Plus, I think there is a bit of personal opinion from the three ITP managers, perhaps based on their interested. Rich Miller said they wanted to test resveratrol because there was so much hype about it. Same with Fisetin (which completely failed, and didn’t even show activity).
That’s disappointing about epicatechin, because there are results like this:
…
I wonder how much results like ITP’s just boil down to them having more money and resources (enabling them to use more mice and longer-lived varieties), as opposed to having more talent. The point being that perhaps a lot of people could run good studies if they had 10x the funding and weren’t under as much pressure to publish results quickly.
I conducted a comparison in ChatGPT of the best intervention in males against the female control group. There is no significant difference, which suggests that interventions that increase lifespan in males may only provide a compensatory effect rather than actually delaying aging. In contrast, interventions that act in both sexes do appear to have a genuine effect on longevity.
Is it me or do these percentages keep changing? I thought Captopril only extended lifespan slightly in males but this chart says females. I also thought glycine had a 6% benefit, not less than 5%.
Does anyone know what exactly is meant by canagliflozin being toxic to older females by chance? Specifically how older is defined and in what way it is toxic? Extra credit: would this apply to all flozins?
I think they are two different research questions.
That epicatechin study used B6 mice, and had 33 mice per group.
B6 mice are very commonly used, but they are very weird overall and not really representative of a “mouse”. Plus they are essentially genetically identical to each other.

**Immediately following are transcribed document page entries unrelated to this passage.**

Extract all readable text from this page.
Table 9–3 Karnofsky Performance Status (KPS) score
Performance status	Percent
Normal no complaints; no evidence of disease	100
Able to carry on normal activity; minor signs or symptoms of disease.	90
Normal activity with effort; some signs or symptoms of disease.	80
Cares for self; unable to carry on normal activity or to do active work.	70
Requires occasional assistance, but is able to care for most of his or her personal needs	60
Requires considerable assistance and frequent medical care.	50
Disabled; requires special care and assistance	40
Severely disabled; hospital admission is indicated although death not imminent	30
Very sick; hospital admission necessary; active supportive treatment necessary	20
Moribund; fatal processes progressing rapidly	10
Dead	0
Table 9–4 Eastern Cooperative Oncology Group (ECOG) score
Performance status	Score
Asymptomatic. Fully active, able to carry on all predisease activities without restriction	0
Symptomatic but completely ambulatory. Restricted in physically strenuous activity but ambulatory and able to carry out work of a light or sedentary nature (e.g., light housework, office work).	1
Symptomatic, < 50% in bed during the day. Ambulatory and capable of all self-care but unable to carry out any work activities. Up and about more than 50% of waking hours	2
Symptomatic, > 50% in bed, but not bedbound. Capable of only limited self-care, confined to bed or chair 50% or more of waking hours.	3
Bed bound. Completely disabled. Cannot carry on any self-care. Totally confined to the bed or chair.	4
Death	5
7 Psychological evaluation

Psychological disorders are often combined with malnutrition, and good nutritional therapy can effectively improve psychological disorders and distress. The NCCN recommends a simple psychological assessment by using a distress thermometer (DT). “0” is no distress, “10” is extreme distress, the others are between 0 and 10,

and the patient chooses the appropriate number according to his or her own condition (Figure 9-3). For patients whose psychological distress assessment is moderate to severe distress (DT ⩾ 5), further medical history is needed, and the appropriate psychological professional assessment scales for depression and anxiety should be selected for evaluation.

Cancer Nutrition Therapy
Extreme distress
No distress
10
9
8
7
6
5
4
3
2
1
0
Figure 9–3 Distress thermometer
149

SO people will say that the n = 33 is more like n = 1 sample with 33 replicates. And, they’re all from one supplier, housed in one lab etc.
The ITP has a minimum of 150 mice per group, and usually has ~300 mice in the control groups. And, the mice are split between 3 institutions in 3 states. So if a molecule extends lifespan in all 3 sites, that’s very strong evidence. (Funnily enough, Rich Miller has reported that even the control groups sometimes show differences in survival between sites, and they have no idea why). They also use mice that are much more genetically heterogeneous, so the n = 300 really is n = 300.
So basically, the ITP is more powerful in every way - not just because of funding, but because of the design and all the time they’ve invested into getting the model working, standardising protocols etc.